Asked if he had reached a gentleman’s agreement with Mugabe to keep the mansion, Tsvangirai said since the July 2013 poll blowout, he was yet to meet the 90-year-old Zanu PF leader.
Just before the end of the inclusive government, Tsvangirai and Mugabe negotiated a safe passage during one of their regular Monday tea meetings at State House and that both entered a gentleman’s agreement that whoever lost elections would be treated with respect.
Both Mugabe and Tsvangirai agreed on an assurance that the loser would be given enough time to vacate the official residence or buy the property as in Tsvangirai’s case.
“I have never met Mugabe since the elections,” Tsvangirai said.
“I have tried to write to him saying let’s meet, I think around October last year, he has chosen not to respond but he knows the contractual obligations around this house. I am not going to compromise my principle by having a gentleman’s agreement with Mugabe.”
Tsvangirai rejected accusations that he had mellowed and toned down his criticism of the Zanu PF leader.
He said Mugabe was obsessed with him because he posed a real and present danger to his rule.
“Are you blind to the acrimony that President Mugabe has been bleating out at funerals, at weddings, every time he has had an opportunity?” Tsvangirai asked.
“Have you not heard him saying years of GNU were horror to him? So where is the buddy-buddy? I criticise President Mugabe on the omissions that has led this country to where it is today. I do not criticise him as an individual but on matters of principle, till the day I leave politics I will continue criticising him.”
He said Zimbabwe’s economy was on the slide and pledged that he was not going to stand and allow the country to continue on the slide. He said youths had a right to stage demos to demand the two million jobs that Mugabe promised.
He reiterated the need for unity among opposition forces to mount a serious challenge that he says will sweep Mugabe out of power.
In April, former MDC secretary general Tendai Biti and his allies said they were suspending Tsvangirai along with five other senior members namely MDC spokesperson Douglas Mwonzora; deputy president Thokozani Khupe; national organising secretary Nelson Chamisa; national chairman Lovemore Moyo and his deputy Morgan Komichi.
Biti’s faction claimed Tsvangirai had been suspended from the MDC because of a “remarkable failure of leadership”.
Biti’s faction claimed the MDC’s national council had voted to suspend Tsvangirai because the party had been “transformed into a fiefdom of the leader”.
A few days later Tsvangirai’s MDC responded by expelling Biti, Elton Mangoma, Samuel Sipepa-Nkomo, the interim chairperson of the group, and others. Biti was an “opportunist” who was being manipulated by Mugabe’s Zanu PF party, Tsvangirai said.

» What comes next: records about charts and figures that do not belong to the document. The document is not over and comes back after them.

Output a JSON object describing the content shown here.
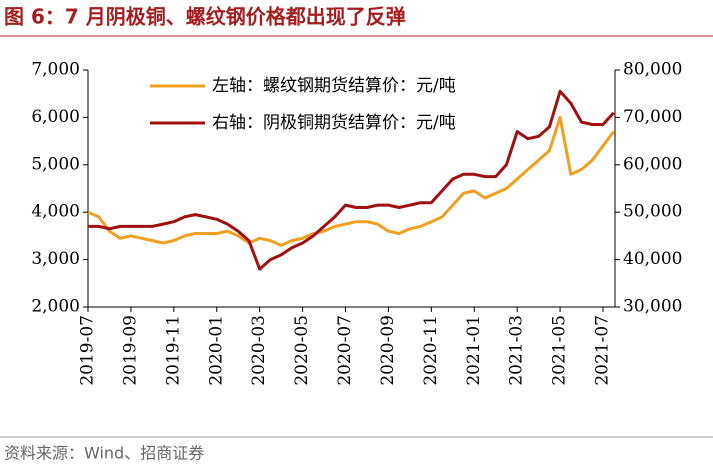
{
  "chart_data": {
    "type": "line",
    "title": "图 6：7 月阴极铜、螺纹钢价格都出现了反弹",
    "source": "资料来源：Wind、招商证券",
    "categories": [
      "2019-07",
      null,
      null,
      null,
      "2019-09",
      null,
      null,
      null,
      "2019-11",
      null,
      null,
      null,
      "2020-01",
      null,
      null,
      null,
      "2020-03",
      null,
      null,
      null,
      "2020-05",
      null,
      null,
      null,
      "2020-07",
      null,
      null,
      null,
      "2020-09",
      null,
      null,
      null,
      "2020-11",
      null,
      null,
      null,
      "2021-01",
      null,
      null,
      null,
      "2021-03",
      null,
      null,
      null,
      "2021-05",
      null,
      null,
      null,
      "2021-07",
      null
    ],
    "series": [
      {
        "name": "左轴：螺纹钢期货结算价：元/吨",
        "color": "#f0a020",
        "axis": "y",
        "values": [
          4000,
          3900,
          3600,
          3450,
          3500,
          3450,
          3400,
          3350,
          3400,
          3500,
          3550,
          3550,
          3550,
          3600,
          3500,
          3350,
          3450,
          3400,
          3300,
          3400,
          3450,
          3550,
          3600,
          3700,
          3750,
          3800,
          3800,
          3750,
          3600,
          3550,
          3650,
          3700,
          3800,
          3900,
          4150,
          4400,
          4450,
          4300,
          4400,
          4500,
          4700,
          4900,
          5100,
          5300,
          6000,
          4800,
          4900,
          5100,
          5400,
          5700
        ]
      },
      {
        "name": "右轴：阴极铜期货结算价：元/吨",
        "color": "#a01010",
        "axis": "y2",
        "values": [
          47000,
          47000,
          46500,
          47000,
          47000,
          47000,
          47000,
          47500,
          48000,
          49000,
          49500,
          49000,
          48500,
          47500,
          46000,
          44000,
          38000,
          40000,
          41000,
          42500,
          43500,
          45000,
          47000,
          49000,
          51500,
          51000,
          51000,
          51500,
          51500,
          51000,
          51500,
          52000,
          52000,
          54500,
          57000,
          58000,
          58000,
          57500,
          57500,
          60000,
          67000,
          65500,
          66000,
          68000,
          75500,
          73000,
          69000,
          68500,
          68500,
          71000
        ]
      }
    ],
    "ylim": [
      2000,
      7000
    ],
    "yticks": [
      {
        "value": 2000,
        "label": "2,000"
      },
      {
        "value": 3000,
        "label": "3,000"
      },
      {
        "value": 4000,
        "label": "4,000"
      },
      {
        "value": 5000,
        "label": "5,000"
      },
      {
        "value": 6000,
        "label": "6,000"
      },
      {
        "value": 7000,
        "label": "7,000"
      }
    ],
    "y2lim": [
      30000,
      80000
    ],
    "y2ticks": [
      {
        "value": 30000,
        "label": "30,000"
      },
      {
        "value": 40000,
        "label": "40,000"
      },
      {
        "value": 50000,
        "label": "50,000"
      },
      {
        "value": 60000,
        "label": "60,000"
      },
      {
        "value": 70000,
        "label": "70,000"
      },
      {
        "value": 80000,
        "label": "80,000"
      }
    ],
    "grid": false
  }
}
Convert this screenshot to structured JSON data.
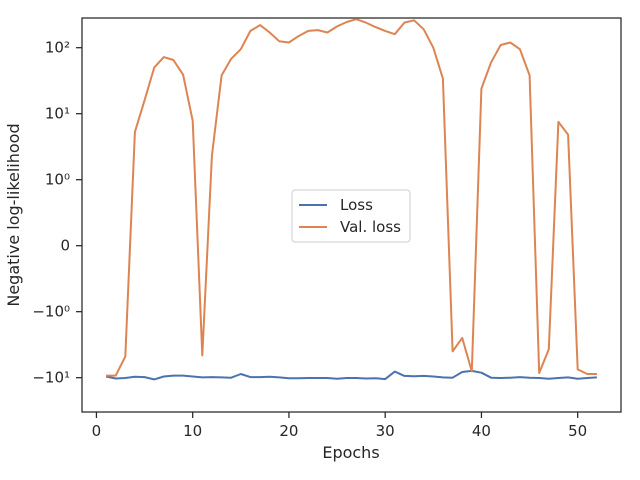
{
  "chart_data": {
    "type": "line",
    "xlabel": "Epochs",
    "ylabel": "Negative log-likelihood",
    "xlim": [
      -1.5,
      54.5
    ],
    "x_ticks": [
      0,
      10,
      20,
      30,
      40,
      50
    ],
    "y_scale": "symlog",
    "y_linthresh": 1,
    "y_ticks": [
      {
        "value": 100,
        "label": "10²"
      },
      {
        "value": 10,
        "label": "10¹"
      },
      {
        "value": 1,
        "label": "10⁰"
      },
      {
        "value": 0,
        "label": "0"
      },
      {
        "value": -1,
        "label": "−10⁰"
      },
      {
        "value": -10,
        "label": "−10¹"
      }
    ],
    "grid": false,
    "legend_position": "center",
    "series": [
      {
        "name": "Loss",
        "color": "#4c72b0",
        "x": [
          1,
          2,
          3,
          4,
          5,
          6,
          7,
          8,
          9,
          10,
          11,
          12,
          13,
          14,
          15,
          16,
          17,
          18,
          19,
          20,
          21,
          22,
          23,
          24,
          25,
          26,
          27,
          28,
          29,
          30,
          31,
          32,
          33,
          34,
          35,
          36,
          37,
          38,
          39,
          40,
          41,
          42,
          43,
          44,
          45,
          46,
          47,
          48,
          49,
          50,
          51,
          52
        ],
        "y": [
          -9.6,
          -10.3,
          -10.1,
          -9.7,
          -9.8,
          -10.6,
          -9.6,
          -9.3,
          -9.3,
          -9.6,
          -9.9,
          -9.8,
          -9.9,
          -10.0,
          -8.8,
          -9.8,
          -9.8,
          -9.7,
          -9.9,
          -10.2,
          -10.2,
          -10.1,
          -10.1,
          -10.1,
          -10.4,
          -10.1,
          -10.1,
          -10.3,
          -10.2,
          -10.5,
          -8.1,
          -9.4,
          -9.5,
          -9.4,
          -9.6,
          -9.9,
          -10.0,
          -8.2,
          -7.9,
          -8.4,
          -10.0,
          -10.1,
          -10.0,
          -9.8,
          -10.0,
          -10.1,
          -10.4,
          -10.1,
          -9.9,
          -10.4,
          -10.1,
          -9.9
        ]
      },
      {
        "name": "Val. loss",
        "color": "#dd8452",
        "x": [
          1,
          2,
          3,
          4,
          5,
          6,
          7,
          8,
          9,
          10,
          11,
          12,
          13,
          14,
          15,
          16,
          17,
          18,
          19,
          20,
          21,
          22,
          23,
          24,
          25,
          26,
          27,
          28,
          29,
          30,
          31,
          32,
          33,
          34,
          35,
          36,
          37,
          38,
          39,
          40,
          41,
          42,
          43,
          44,
          45,
          46,
          47,
          48,
          49,
          50,
          51,
          52
        ],
        "y": [
          -9.3,
          -9.3,
          -4.8,
          5.3,
          16,
          50,
          72,
          65,
          39,
          7.8,
          -4.6,
          2.3,
          38,
          68,
          95,
          180,
          220,
          170,
          125,
          120,
          150,
          180,
          185,
          170,
          210,
          245,
          270,
          240,
          205,
          180,
          160,
          240,
          260,
          190,
          100,
          34,
          -4.0,
          -2.5,
          -8.0,
          24,
          60,
          110,
          120,
          95,
          38,
          -8.5,
          -3.7,
          7.5,
          4.8,
          -7.5,
          -8.8,
          -8.8
        ]
      }
    ]
  }
}
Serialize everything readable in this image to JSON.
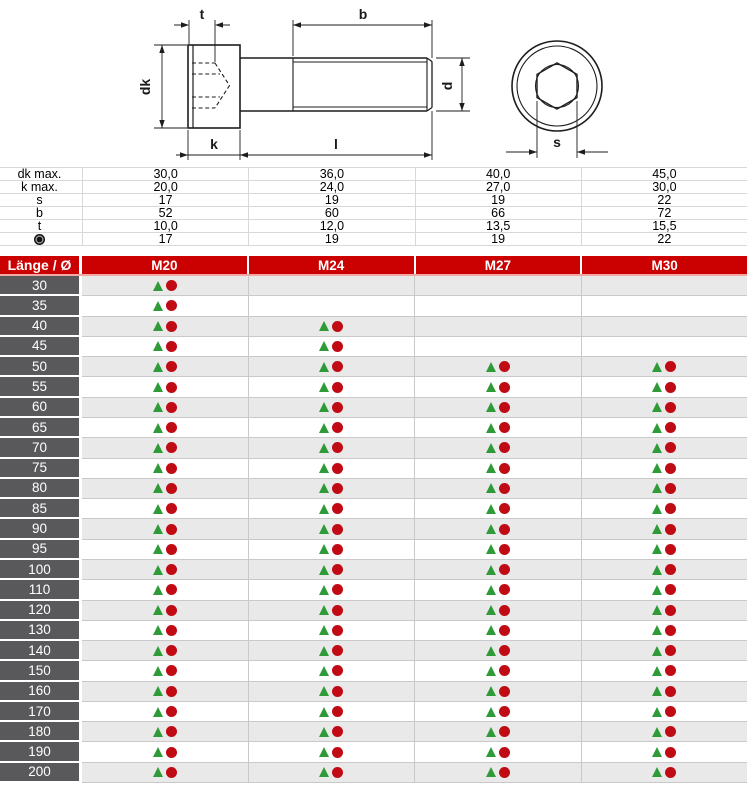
{
  "drawing": {
    "labels": {
      "t": "t",
      "b": "b",
      "dk": "dk",
      "k": "k",
      "l": "l",
      "d": "d",
      "s": "s"
    }
  },
  "spec_table": {
    "rows": [
      {
        "label": "dk max.",
        "values": [
          "30,0",
          "36,0",
          "40,0",
          "45,0"
        ]
      },
      {
        "label": "k max.",
        "values": [
          "20,0",
          "24,0",
          "27,0",
          "30,0"
        ]
      },
      {
        "label": "s",
        "values": [
          "17",
          "19",
          "19",
          "22"
        ]
      },
      {
        "label": "b",
        "values": [
          "52",
          "60",
          "66",
          "72"
        ]
      },
      {
        "label": "t",
        "values": [
          "10,0",
          "12,0",
          "13,5",
          "15,5"
        ]
      },
      {
        "label": "",
        "icon": "hex-socket-icon",
        "values": [
          "17",
          "19",
          "19",
          "22"
        ]
      }
    ]
  },
  "size_header": {
    "label": "Länge / Ø",
    "columns": [
      "M20",
      "M24",
      "M27",
      "M30"
    ]
  },
  "availability": {
    "lengths": [
      "30",
      "35",
      "40",
      "45",
      "50",
      "55",
      "60",
      "65",
      "70",
      "75",
      "80",
      "85",
      "90",
      "95",
      "100",
      "110",
      "120",
      "130",
      "140",
      "150",
      "160",
      "170",
      "180",
      "190",
      "200"
    ],
    "matrix": [
      [
        1,
        0,
        0,
        0
      ],
      [
        1,
        0,
        0,
        0
      ],
      [
        1,
        1,
        0,
        0
      ],
      [
        1,
        1,
        0,
        0
      ],
      [
        1,
        1,
        1,
        1
      ],
      [
        1,
        1,
        1,
        1
      ],
      [
        1,
        1,
        1,
        1
      ],
      [
        1,
        1,
        1,
        1
      ],
      [
        1,
        1,
        1,
        1
      ],
      [
        1,
        1,
        1,
        1
      ],
      [
        1,
        1,
        1,
        1
      ],
      [
        1,
        1,
        1,
        1
      ],
      [
        1,
        1,
        1,
        1
      ],
      [
        1,
        1,
        1,
        1
      ],
      [
        1,
        1,
        1,
        1
      ],
      [
        1,
        1,
        1,
        1
      ],
      [
        1,
        1,
        1,
        1
      ],
      [
        1,
        1,
        1,
        1
      ],
      [
        1,
        1,
        1,
        1
      ],
      [
        1,
        1,
        1,
        1
      ],
      [
        1,
        1,
        1,
        1
      ],
      [
        1,
        1,
        1,
        1
      ],
      [
        1,
        1,
        1,
        1
      ],
      [
        1,
        1,
        1,
        1
      ],
      [
        1,
        1,
        1,
        1
      ]
    ]
  },
  "icons": {
    "availability-triangle": "▲",
    "availability-circle": "●",
    "hex-socket-icon": "◉"
  },
  "colors": {
    "header_red": "#cb0001",
    "header_underline": "#f2a9a6",
    "row_label_gray": "#59595b",
    "row_shade": "#e9e9e9",
    "grid": "#c9c9c9",
    "triangle_green": "#2e9b38",
    "circle_red": "#c00b15"
  }
}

Biti and his group accused Tsvangirai of violating the party’s constitution to advance an anti-democratic agenda.
Tsvangirai dismissed the meeting that suspended him as “illegal, unconstitutional, illegitimate and bogus”.
Tsvangirai refused to be “debased” by appearing before a hearing convened by a leader of a rival faction.
The High Court also ruled that the Mandel meeting held by the Biti group was a legal nullity.
The court ruled that the Biti faction could not implement any resolution from the meeting, which it tried to pass for the MDC’s national council meeting.
Following the fall-out, Tsvangirai said he was still keen to have the “rebels” rejoin the “big tent”.
“Any rightful thinking Zimbabwean who wants to see change in Zimbabwe must understand that by splintering, you are supporting the status quo,” Tsvangirai told the Daily News on Sunday.
“If we come together and unite, chances of achieving change are enhanced. So, there is no fundamental flaw in calling for a big tent. What is important is for people as individuals to stop these self-serving motives and to come together and talk. Little parties, it is like adding zero plus zero, but if you think seriously and say what is my purpose, if it is to see the people achieve democratic change, then you must join forces and come together” to remove Mugabe from office.
Mugabe has ruled Zimbabwe with an iron fist since independence from Britain in 1980.